Episode 12 – Love to Kill

how would you rate episode 12 from
Love to kill? Community Score: 3.5

Given how much weight this final episode needed to carry, I have to admit I’m a bit conflicted. I knew there was no way this episode was going to tie up the current plot thread of the mob boss going after everyone. If anything, it just emphasizes how unimportant it is to both the current narrative and what happens in the flashbacks. Looking back at the season as a whole, I definitely think the material that was adapted shouldn’t have taken as many episodes as it did. While I’ll admit that the final reveals of everything that’s happened in the past are mostly satisfying, it wasn’t worth the incredibly slow and drawn-out pace it took to get here. It really seems like the writer of the season started out with the decision to end the season with said revelations and then worked backwards to try and complete the rest of the series. I don’t know if this is all handled differently in the source material, but that final shot of Château and Ryang-ha taking on this organization didn’t exactly excite me for future installments. At the same time, however, I left with a sense of dramatic and emotional reward.

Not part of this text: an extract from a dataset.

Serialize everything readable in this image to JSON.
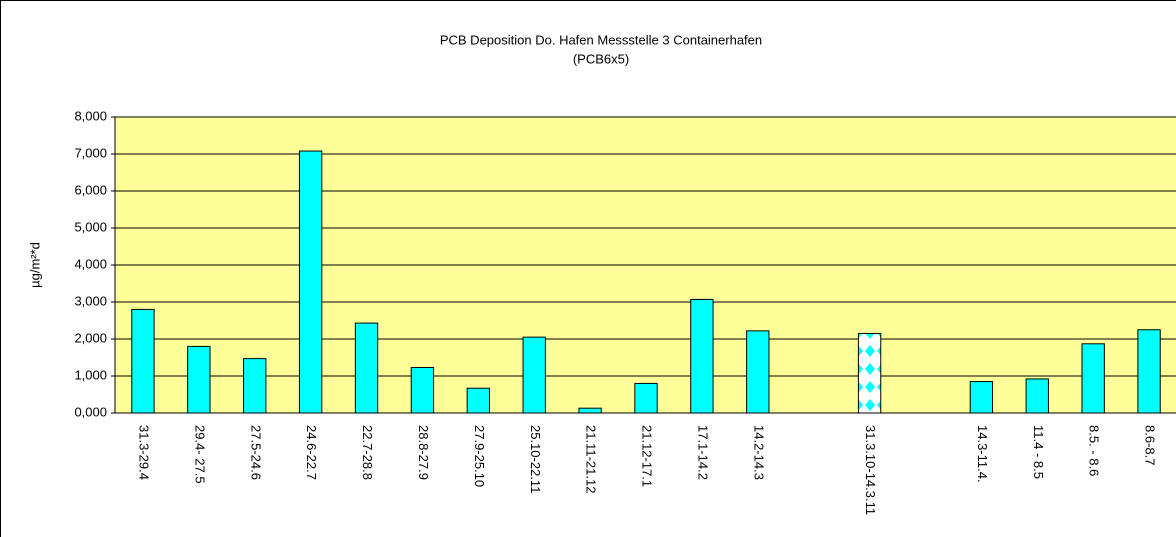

All this time I was led to believe that Ryang-ha was only interested in Chateau for reasons more related to the plot. When she says that she’s happy that the events of her past weren’t just a dream, I was taken aback by the surprising emotional impact. Château was traumatized by her past and completely forgot about it for the sake of her own sense of mental and emotional stability. So it also makes sense that years later, growing up, she would start to feel the weight of what she did to her as a child to someone who was just trying to help her. The show is still very vague about what exactly Ryang-ha’s original mission was, so it’s hard to see if he was always tasked with getting her to safety or if she was meant to be handed over to someone else.

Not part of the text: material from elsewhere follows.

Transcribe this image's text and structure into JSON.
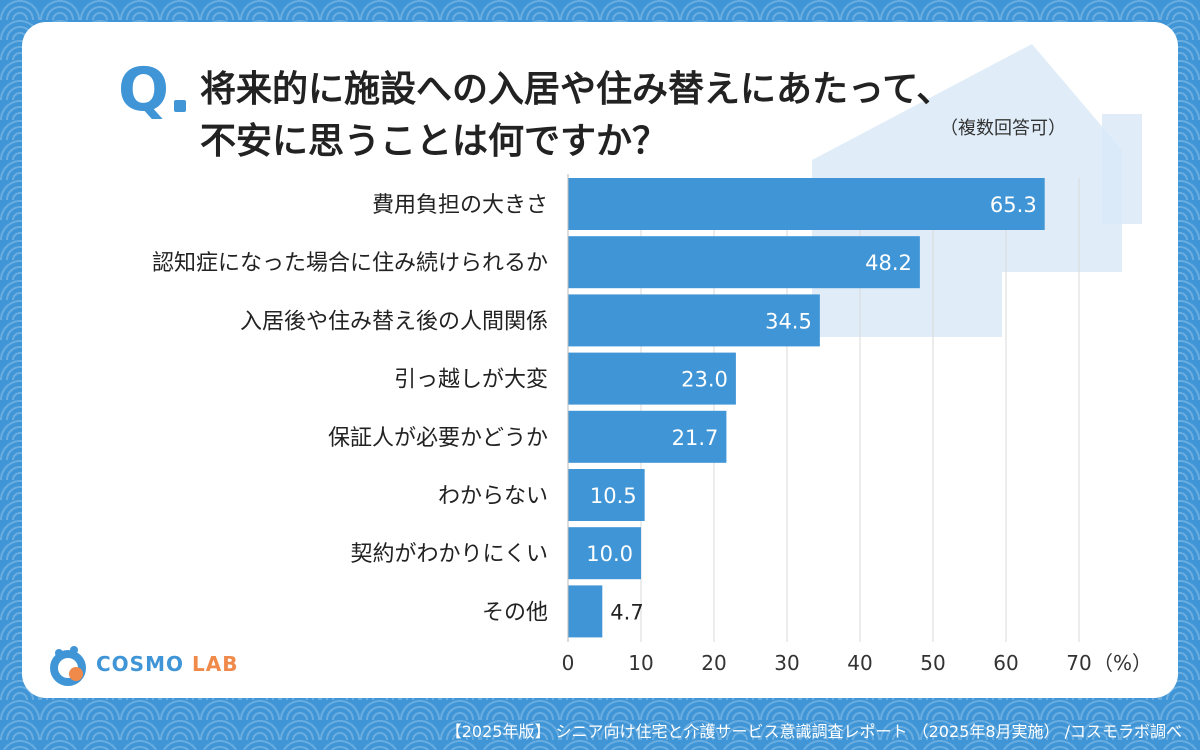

Again, the show’s plot isn’t necessarily the best, and as mentioned, I think removing some of the bloat in the earlier episodes might have allowed the show to better flesh out the good elements that were actually here. The show manages to convey the emotions that Château and Ryang-ha felt for the original Ryang-ha, but I wish I knew him more as a character. Ultimately, he definitely comes across as a naive yet good-natured kid who was just trying to help people regardless of whether or not he knew what Donny had planned for him all along. There is a sense of tragedy and sadness in him doing his best but unfortunately the show wasn’t really about this guy. He’s always been more interested in the current Ryang-ha and Château, and I think the reason I feel so emotionally invested in things at the end is because of what they’re feeling, rather than the narrative putting me in a state of being. like mind. to his emotional investment. Part of me wants to go back and re-watch the show now that I have this added context of why Ryang-ha was doing the things he did, although I might as well separate some of the REALLY strong narrative conveniences that made them come together in the first place. . I think the show stood out as a mystery and as a throwback to that classic noir, “being in love with danger” aesthetic that we don’t really see a lot of these days. I can see all the building blocks for a successful thriller here, but unfortunately, the show refrains from successfully pulling off the kill.


love to kill is currently streaming on Crunchyroll.